‘Efficiënt samenstellen is een kwestie van je gezonde verstand gebruiken. Niet klakkeloos werkprogramma’s doorploegen en vragen beantwoorden die voor de ondernemer niet van toepassing zijn. Dat klinkt logisch maar dat is het allerminst.’ Dat stelt John Weerdenburg, werkzaam bij Auxilium adviesgroep. ‘Zeker kleine kantoren moeten meer afgaan op hun gevoel in plaats van zich blind te staren op werkprogramma’s.’
John Weerdenburg is een nuchter persoon en doet niet mee met de ‘hype’ over efficiënt samenstellen die toetsers maar ook sommige ICT-leveranciers aanjagen. Maar wat is die hype eigenlijk? Weerdenburg: ‘Veel werkprogramma’s zijn vaak gericht op risicogericht samenstellen. Zo werkt dat in het MKB niet. Een werkprogramma heeft meerdere functies: als verantwoordingstool voor het werk dat de accountant heeft gedaan en een geheugensteuntje voor assistenten of ze alles wel hebben gedaan in het vervaardigingsproces. Kleine kantoren maken de jaarrekening vaak op gevoel omdat ze de klant kennen. Ze hebben de administratie gedaan, ze werken de kolommenbalans uit, hangen deze in een rapportgenerator als Unit4 Audition en kijken of de teksten goed staan. Dan is de jaarrekening klaar. Maar dan moet nog het werkprogramma worden ingevuld. De accountant vult in het werkprogramma een materialiteitsberekening in waar vervolgens helemaal niets mee wordt gedaan.’
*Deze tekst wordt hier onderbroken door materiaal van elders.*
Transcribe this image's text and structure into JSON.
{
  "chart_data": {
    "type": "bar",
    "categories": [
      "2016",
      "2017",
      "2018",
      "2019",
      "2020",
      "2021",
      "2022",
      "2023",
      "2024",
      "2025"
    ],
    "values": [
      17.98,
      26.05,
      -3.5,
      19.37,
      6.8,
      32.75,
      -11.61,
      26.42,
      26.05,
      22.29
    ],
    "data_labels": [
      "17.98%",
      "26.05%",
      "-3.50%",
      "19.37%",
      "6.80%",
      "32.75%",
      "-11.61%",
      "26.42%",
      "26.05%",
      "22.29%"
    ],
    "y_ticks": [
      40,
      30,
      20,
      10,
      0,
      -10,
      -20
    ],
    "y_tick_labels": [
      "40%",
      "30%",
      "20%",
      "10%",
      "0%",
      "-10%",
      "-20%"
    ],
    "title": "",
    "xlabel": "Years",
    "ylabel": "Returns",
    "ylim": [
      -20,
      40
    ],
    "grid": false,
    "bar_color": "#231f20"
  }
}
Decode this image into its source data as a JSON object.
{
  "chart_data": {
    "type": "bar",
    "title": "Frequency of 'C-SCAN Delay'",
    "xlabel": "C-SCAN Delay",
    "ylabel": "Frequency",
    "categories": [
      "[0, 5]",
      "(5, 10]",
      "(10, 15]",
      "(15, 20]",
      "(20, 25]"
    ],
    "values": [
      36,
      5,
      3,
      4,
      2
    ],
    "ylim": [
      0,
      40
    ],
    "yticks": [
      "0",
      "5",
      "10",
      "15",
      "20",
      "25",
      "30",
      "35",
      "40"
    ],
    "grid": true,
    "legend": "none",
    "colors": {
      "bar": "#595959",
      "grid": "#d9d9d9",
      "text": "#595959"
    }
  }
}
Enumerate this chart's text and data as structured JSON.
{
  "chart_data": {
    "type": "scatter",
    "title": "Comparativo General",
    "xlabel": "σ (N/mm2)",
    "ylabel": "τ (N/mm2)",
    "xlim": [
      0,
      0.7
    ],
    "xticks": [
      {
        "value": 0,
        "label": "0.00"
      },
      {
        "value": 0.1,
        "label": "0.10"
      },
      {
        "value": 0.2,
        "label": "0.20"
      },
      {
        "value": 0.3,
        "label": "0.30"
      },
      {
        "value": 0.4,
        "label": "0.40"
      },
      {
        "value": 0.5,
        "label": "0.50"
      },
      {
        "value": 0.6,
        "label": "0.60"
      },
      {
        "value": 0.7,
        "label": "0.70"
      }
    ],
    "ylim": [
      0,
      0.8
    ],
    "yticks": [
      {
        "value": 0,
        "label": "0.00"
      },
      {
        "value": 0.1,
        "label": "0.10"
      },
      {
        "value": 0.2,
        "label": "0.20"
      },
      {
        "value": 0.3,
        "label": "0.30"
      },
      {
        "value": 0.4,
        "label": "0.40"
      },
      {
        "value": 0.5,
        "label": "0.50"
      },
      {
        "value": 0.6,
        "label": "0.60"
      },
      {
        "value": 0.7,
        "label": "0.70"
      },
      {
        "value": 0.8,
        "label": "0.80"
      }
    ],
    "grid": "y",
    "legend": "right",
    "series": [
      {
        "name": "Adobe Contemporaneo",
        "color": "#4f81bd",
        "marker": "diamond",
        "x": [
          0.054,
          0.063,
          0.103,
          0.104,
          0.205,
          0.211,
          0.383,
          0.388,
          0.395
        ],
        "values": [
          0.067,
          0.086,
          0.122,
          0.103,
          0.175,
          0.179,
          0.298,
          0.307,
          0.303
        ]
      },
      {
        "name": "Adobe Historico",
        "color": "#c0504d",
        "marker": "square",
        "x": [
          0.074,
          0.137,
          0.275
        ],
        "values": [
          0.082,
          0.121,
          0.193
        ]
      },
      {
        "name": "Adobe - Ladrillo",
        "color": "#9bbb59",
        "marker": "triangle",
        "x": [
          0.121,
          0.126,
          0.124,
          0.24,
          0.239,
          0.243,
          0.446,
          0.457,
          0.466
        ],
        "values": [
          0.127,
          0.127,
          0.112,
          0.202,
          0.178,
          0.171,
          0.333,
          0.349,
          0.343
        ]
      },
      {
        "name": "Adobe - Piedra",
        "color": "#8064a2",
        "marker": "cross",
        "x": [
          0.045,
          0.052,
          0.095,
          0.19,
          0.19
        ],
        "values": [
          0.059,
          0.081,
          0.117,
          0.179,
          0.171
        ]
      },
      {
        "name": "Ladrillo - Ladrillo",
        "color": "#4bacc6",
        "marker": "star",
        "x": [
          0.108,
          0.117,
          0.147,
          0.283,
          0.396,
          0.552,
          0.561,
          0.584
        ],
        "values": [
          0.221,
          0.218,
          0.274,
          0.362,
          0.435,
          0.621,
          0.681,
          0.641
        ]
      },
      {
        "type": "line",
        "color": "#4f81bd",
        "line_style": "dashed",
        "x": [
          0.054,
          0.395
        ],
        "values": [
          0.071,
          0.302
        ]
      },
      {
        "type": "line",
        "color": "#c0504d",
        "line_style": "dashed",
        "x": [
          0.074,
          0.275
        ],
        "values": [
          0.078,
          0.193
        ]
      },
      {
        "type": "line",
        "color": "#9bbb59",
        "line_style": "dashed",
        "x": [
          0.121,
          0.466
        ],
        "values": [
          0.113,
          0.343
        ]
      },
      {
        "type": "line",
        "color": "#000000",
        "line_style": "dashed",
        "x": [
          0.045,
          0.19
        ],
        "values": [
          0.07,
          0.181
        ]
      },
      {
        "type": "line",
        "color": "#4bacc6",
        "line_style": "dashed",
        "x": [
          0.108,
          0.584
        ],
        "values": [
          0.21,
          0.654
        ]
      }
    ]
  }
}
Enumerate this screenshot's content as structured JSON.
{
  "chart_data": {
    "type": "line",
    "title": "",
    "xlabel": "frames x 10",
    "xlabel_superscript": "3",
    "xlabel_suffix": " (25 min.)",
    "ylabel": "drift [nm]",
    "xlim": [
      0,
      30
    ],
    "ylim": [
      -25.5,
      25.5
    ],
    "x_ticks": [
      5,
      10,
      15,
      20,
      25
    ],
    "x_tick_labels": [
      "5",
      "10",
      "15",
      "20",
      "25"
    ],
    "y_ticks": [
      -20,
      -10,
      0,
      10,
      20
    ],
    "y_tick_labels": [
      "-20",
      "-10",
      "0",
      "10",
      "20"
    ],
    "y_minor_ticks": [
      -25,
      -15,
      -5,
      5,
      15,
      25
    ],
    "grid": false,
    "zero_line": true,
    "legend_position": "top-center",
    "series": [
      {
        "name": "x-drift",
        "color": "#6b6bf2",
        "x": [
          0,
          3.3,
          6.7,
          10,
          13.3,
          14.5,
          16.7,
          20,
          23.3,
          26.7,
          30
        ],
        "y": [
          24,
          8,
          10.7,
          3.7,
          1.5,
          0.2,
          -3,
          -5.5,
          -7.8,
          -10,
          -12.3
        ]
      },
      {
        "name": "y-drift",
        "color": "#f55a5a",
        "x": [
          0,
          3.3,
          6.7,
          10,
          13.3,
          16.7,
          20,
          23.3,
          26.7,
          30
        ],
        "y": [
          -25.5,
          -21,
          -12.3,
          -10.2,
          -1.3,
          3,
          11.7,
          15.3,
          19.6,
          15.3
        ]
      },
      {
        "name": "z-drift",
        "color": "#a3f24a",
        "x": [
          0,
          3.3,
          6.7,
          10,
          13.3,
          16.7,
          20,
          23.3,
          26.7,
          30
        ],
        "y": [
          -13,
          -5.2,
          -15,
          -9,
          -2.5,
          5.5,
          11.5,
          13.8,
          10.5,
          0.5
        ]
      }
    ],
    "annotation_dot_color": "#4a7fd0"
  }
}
Kunt u dat uitleggen? ‘De definitie van materialiteit: als het weglaten van de correctie of toelichting een ander beeld geeft bij de gebruiker van de jaarrekening van de onderneming, dan is het materieel. Er zijn veel jaarrekeningen die uitsluitend worden gemaakt voor de Belastingdienst en de klant zelf. Er zijn dus geen derden die informatie uit de jaarrekening ontlenen. De Belastingdienst wil de jaarrekening op de euro nauwkeurig. Wat heb je dan aan materialiteit? Niets, dus je hoeft die dan ook niet uit te rekenen. Accountants die desondanks toch de materialiteitsberekeningen voor dit soort bedrijven uitrekenen, schieten met een kanon op een mug.’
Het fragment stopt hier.